When did you learn you landed this show?

This came to me in August and we started in September. It was a very quick. One week I had no job, the next week I had this. It was a very quick audition process. I was unemployed for a year after “Into the Badlands,” as happens in this career sometimes. So this was a blessing in many ways.

 

What kind of firefighter techniques or facts have you learned that surprised you?

For one, I’ve learned that 80 percent of calls that firefighters go on are medical, when nothing’s actually on fire. Here in LA, if you call 911 you get a firetruck—if it’s medical or not. You don’t get an ambulance, you get a firetruck. So I’ve realized that the firefighters here are pretty much all paramedics as well.

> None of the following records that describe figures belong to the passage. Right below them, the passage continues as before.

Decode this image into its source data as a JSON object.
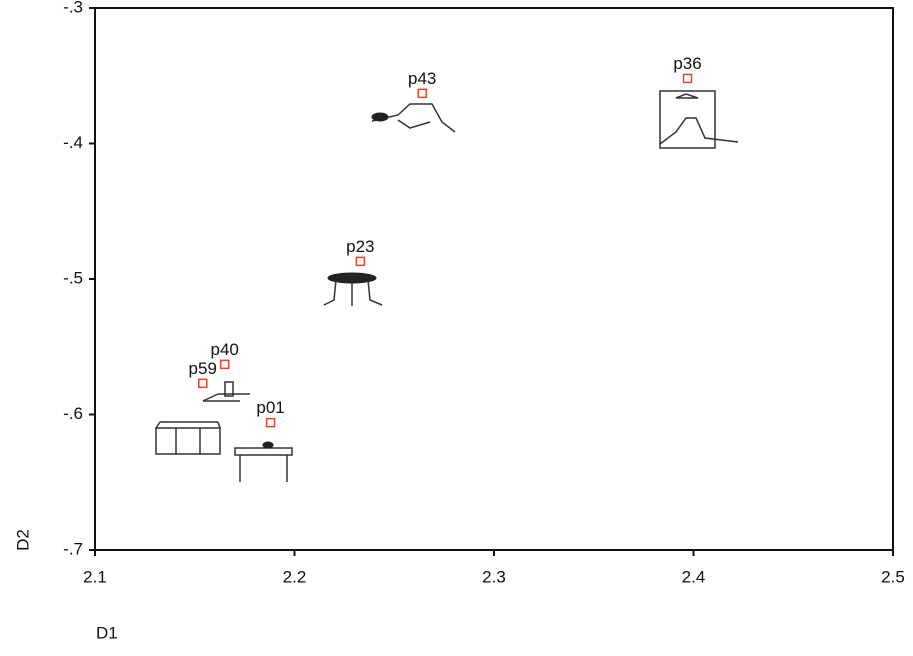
{
  "chart_data": {
    "type": "scatter",
    "xlabel": "D1",
    "ylabel": "D2",
    "labels": [
      "p43",
      "p36",
      "p23",
      "p40",
      "p59",
      "p01"
    ],
    "x": [
      2.264,
      2.397,
      2.233,
      2.165,
      2.154,
      2.188
    ],
    "values": [
      -0.363,
      -0.352,
      -0.487,
      -0.563,
      -0.577,
      -0.606
    ],
    "color": "#e8452c",
    "xlim": [
      2.1,
      2.5
    ],
    "xticks": [
      2.1,
      2.2,
      2.3,
      2.4,
      2.5
    ],
    "ylim": [
      -0.7,
      -0.3
    ],
    "yticks": [
      {
        "value": -0.7,
        "label": "-.7"
      },
      {
        "value": -0.6,
        "label": "-.6"
      },
      {
        "value": -0.5,
        "label": "-.5"
      },
      {
        "value": -0.4,
        "label": "-.4"
      },
      {
        "value": -0.3,
        "label": "-.3"
      }
    ]
  }
}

They’re not all, but most of them are, which I think is incredible.

It’s just more of an insight into what these guys actually go through and how often they go out on calls. … Here they are 24 hours on call and 24 hours off. But I’ve learned just about the intensity of their work. Also that when they’re on a job, if things go awry they have to improvise and go off the book. That they’re all capable of doing that is an incredible thing.

 

Most of the story lines are incidents pulled from real cases?

Every 911 call that we go on has happened.

 

Later in the season, we saw in a teaser, a rebar goes through a driver’s head and he’s still able to speak and respond.

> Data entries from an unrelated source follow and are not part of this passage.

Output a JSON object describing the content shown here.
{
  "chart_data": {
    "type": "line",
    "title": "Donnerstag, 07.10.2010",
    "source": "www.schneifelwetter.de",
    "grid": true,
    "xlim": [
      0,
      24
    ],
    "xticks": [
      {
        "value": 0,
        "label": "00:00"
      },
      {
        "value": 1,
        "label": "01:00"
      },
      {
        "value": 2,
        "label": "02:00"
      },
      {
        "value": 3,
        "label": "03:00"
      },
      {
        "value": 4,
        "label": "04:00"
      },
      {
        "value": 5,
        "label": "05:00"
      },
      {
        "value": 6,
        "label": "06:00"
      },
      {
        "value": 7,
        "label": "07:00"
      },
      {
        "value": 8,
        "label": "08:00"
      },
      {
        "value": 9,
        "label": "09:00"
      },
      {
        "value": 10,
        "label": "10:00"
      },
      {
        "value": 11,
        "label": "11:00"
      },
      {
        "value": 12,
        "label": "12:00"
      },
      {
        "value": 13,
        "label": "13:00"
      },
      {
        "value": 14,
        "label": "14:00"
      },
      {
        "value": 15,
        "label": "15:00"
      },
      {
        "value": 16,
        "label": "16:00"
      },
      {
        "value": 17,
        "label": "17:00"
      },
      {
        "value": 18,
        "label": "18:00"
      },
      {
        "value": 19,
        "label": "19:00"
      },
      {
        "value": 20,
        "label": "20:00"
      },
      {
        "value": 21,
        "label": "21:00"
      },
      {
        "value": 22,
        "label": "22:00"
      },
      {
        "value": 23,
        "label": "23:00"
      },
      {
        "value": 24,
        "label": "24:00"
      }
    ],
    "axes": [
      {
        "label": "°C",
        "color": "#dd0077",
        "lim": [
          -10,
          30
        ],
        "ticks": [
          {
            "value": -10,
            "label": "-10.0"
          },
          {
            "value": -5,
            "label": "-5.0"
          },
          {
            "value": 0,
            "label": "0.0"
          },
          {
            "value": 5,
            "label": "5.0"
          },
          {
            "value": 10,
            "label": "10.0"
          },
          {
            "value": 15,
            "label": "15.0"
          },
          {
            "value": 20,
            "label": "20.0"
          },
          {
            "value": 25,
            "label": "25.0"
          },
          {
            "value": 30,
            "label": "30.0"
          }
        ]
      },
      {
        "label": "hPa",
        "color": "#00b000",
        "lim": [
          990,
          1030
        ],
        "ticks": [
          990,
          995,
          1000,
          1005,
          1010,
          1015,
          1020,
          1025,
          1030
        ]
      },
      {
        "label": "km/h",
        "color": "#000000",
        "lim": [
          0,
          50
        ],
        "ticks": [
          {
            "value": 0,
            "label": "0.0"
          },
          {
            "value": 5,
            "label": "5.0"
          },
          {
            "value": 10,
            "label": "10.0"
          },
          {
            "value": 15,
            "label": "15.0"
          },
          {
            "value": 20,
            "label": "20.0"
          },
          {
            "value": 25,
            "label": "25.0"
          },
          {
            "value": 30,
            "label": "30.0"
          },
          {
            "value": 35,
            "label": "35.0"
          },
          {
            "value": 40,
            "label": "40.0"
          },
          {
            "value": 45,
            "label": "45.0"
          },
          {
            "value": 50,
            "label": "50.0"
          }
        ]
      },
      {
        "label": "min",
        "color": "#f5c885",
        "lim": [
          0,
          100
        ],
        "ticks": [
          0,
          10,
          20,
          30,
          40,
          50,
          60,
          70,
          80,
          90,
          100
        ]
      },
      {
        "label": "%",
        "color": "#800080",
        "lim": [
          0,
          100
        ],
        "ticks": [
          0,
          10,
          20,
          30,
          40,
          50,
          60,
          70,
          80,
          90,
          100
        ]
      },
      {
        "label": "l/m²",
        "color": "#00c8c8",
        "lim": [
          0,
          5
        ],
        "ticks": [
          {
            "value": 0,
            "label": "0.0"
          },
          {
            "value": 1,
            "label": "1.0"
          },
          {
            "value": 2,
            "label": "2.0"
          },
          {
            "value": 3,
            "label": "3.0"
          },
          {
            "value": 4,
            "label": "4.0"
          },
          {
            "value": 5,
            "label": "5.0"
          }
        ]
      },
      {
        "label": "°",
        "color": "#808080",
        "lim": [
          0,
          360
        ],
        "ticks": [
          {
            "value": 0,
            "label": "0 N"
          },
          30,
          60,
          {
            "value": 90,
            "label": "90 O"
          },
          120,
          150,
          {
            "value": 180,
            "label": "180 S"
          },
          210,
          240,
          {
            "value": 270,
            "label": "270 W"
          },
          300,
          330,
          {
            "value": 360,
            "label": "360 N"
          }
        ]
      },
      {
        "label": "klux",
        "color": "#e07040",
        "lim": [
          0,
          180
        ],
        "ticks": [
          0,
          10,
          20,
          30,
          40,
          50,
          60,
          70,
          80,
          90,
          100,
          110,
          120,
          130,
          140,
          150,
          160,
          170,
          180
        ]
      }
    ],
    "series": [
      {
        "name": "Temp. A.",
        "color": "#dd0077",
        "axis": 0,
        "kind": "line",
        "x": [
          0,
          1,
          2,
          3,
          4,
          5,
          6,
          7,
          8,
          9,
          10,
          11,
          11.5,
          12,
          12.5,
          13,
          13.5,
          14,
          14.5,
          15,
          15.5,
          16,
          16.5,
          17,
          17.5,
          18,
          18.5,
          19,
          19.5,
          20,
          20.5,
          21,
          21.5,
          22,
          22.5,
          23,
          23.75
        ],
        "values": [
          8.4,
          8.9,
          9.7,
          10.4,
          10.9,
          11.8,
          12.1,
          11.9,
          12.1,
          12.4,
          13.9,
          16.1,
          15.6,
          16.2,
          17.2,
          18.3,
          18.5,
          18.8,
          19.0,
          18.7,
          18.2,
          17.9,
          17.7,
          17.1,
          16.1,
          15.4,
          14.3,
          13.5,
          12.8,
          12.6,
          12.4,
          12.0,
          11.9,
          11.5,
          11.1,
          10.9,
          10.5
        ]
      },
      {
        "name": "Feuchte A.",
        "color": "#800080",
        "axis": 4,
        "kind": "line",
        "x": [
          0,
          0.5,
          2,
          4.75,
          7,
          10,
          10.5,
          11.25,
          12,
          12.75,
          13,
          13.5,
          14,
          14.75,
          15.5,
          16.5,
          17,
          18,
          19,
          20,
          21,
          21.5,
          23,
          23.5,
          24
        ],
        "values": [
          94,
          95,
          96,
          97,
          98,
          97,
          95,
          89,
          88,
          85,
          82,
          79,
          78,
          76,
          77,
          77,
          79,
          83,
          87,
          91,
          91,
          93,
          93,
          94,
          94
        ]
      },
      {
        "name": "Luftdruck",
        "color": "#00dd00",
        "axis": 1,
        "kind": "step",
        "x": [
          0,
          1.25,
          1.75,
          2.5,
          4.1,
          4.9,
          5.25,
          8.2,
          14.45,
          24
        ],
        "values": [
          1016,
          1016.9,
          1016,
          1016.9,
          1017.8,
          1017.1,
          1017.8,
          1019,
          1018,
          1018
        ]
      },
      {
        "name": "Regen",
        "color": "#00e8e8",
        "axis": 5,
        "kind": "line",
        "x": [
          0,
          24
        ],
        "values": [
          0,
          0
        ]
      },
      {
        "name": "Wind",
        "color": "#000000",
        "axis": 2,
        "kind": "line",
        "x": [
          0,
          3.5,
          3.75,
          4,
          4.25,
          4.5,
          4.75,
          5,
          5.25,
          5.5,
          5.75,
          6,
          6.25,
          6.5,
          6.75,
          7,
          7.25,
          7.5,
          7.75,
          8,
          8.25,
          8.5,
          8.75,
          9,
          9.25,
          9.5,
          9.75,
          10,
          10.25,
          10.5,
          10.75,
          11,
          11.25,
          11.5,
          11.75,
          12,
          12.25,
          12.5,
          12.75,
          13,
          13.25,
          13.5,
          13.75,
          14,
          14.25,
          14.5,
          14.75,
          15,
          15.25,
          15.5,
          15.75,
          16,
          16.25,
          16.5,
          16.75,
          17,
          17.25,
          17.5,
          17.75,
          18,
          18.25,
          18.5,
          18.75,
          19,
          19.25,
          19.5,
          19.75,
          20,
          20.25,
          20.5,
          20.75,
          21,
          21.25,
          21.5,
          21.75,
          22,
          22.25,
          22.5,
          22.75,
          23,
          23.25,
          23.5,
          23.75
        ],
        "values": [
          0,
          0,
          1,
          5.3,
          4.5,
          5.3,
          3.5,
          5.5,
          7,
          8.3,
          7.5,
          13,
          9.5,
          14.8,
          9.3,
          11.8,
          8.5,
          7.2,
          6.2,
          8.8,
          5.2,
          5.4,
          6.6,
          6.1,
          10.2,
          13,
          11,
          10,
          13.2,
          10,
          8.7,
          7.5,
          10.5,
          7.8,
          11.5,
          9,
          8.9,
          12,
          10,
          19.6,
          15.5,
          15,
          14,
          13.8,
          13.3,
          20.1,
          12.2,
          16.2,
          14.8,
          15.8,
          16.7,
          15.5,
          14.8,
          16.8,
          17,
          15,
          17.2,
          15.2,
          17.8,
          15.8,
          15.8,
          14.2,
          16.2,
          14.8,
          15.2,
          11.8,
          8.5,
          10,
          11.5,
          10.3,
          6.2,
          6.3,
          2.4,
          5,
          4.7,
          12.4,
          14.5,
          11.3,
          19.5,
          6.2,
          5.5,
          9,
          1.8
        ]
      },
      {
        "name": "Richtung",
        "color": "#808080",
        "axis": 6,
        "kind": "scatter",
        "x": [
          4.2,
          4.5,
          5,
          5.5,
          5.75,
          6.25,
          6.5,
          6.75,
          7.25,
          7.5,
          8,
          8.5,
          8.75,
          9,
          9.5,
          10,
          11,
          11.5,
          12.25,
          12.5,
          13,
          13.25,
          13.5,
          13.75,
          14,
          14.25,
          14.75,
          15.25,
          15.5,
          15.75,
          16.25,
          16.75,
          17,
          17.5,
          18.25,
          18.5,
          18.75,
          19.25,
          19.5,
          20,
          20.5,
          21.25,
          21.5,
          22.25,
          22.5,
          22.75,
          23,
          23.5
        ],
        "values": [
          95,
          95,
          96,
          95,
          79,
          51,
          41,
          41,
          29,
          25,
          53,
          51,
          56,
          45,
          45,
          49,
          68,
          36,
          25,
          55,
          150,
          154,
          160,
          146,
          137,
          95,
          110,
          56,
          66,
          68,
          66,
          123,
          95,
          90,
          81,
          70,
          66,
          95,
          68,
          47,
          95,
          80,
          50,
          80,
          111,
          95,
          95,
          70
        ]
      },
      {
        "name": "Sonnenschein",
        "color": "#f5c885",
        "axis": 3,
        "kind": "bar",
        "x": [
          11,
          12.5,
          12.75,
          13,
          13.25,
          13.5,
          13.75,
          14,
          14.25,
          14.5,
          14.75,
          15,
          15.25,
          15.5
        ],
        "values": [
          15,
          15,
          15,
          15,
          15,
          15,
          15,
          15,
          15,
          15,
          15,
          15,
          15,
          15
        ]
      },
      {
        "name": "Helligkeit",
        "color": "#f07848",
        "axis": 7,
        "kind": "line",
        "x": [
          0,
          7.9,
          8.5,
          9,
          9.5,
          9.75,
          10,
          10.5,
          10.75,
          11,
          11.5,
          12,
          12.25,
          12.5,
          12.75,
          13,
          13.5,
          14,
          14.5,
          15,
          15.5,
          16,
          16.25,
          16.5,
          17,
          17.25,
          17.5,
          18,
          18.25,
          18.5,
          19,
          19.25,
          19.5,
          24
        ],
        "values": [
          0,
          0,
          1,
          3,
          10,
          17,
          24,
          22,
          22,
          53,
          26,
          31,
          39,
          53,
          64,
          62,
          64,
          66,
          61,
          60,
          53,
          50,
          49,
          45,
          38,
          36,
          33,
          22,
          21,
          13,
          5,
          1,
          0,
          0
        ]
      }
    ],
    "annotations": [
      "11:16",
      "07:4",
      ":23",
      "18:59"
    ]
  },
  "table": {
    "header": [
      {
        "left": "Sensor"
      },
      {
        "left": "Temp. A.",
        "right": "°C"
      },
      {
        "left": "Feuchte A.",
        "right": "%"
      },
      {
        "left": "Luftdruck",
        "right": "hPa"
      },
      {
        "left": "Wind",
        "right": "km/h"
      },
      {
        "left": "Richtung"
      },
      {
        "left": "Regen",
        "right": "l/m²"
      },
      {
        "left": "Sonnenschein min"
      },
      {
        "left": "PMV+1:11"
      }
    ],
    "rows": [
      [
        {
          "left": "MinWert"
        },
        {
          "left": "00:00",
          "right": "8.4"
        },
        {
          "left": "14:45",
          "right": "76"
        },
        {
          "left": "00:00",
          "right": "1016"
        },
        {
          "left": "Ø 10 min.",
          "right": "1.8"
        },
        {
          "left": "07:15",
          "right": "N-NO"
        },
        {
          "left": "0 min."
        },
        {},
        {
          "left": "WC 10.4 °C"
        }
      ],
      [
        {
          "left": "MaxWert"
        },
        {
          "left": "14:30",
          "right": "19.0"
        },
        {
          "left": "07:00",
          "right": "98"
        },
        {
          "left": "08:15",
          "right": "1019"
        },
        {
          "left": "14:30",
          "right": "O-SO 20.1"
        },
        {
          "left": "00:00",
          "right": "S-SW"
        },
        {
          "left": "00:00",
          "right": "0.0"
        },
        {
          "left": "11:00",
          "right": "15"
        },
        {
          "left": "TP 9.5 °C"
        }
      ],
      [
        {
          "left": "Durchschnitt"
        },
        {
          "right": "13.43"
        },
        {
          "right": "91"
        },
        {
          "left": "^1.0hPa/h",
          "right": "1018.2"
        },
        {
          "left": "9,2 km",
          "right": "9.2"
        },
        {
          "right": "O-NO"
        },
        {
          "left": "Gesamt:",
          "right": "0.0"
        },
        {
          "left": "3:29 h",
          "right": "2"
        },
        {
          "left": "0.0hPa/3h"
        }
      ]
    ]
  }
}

I had to Google that one, because I almost didn’t believe it. But it happened twice, according to my Google search. A thick metal bar has gone through someone’s skull so perfectly that it’s not damaged anything and they’ve been fine. It’s almost too unbelievable to be real. If you just wrote it and made it up, you’d say, “That’s silly. That’s too Hollywood.” But they’re all real; it’s all true.

 

You guys should do a thing at the end that says, “Find the real case by searching here” because some are so unbelievable.

Yeah—“Based on …” And it’s kinda nice, you know, to look on Twitter and see people say, “Oh, you can’t flush a baby down a toilet.” It happened! And if anyone sees that direct Tweet, to be able to answer back and say, “No, it was real. Here’s the video. It’s on YouTube!”

 

You said something happens coming up that solidifies Buck’s belief in what he’s doing?

It’s a duel with morality, and realizing the importance of the lives he holds in his hands. He realizes if he makes a mistake people can actually die. It’s a real blessing as an actor to get to show that kind of transformation so early on in the series.

From week two, you’ll see a different side of Buck. That’s great because the “cocky lad” thing can only go so far before you start really disliking someone. So immediately he gets a chance to say, “No, I’m a real guy with a real heart and I want to help people.” It was a lot of fun and I was really happy when I read that.

 

What do you like about this guy?

I think my favorite thing about him is that he’s tough and brave. He has a little bit of charm to him but then as you go on you’ll see that he’s also really emotional, vulnerable, and that he’s OK with that.

 

You’re tough and cool, right?

No, I was going to say the opposite. I’m totally emotional and I cry about stuff, and I’m totally OK with that. I feel like as young man growing up often you’re told that you shouldn’t be OK with that and there’s a kind of type of masculinity that comes from that. So I love being able to push that it’s OK to care and be emotional.

 

When in the pilot he tells the 911 operator [played by Connie Britton] that she is the real hero, is that a turning point for him?

I think that’s the first time he’s outwardly humble. He shows some humanity where he’s acknowledging that, “Hey, this wasn’t me.”

I think there’s a line in the pilot where he says, “As far as I’m concerned the world began the day I was born.” But, toward the end of the episode you start to see him acknowledge the other people and realize that he can’t do the job by himself. … I think it’s quite grounding for him, and I think it’s what he needs. It was fun to have that kind of light and dark so early on.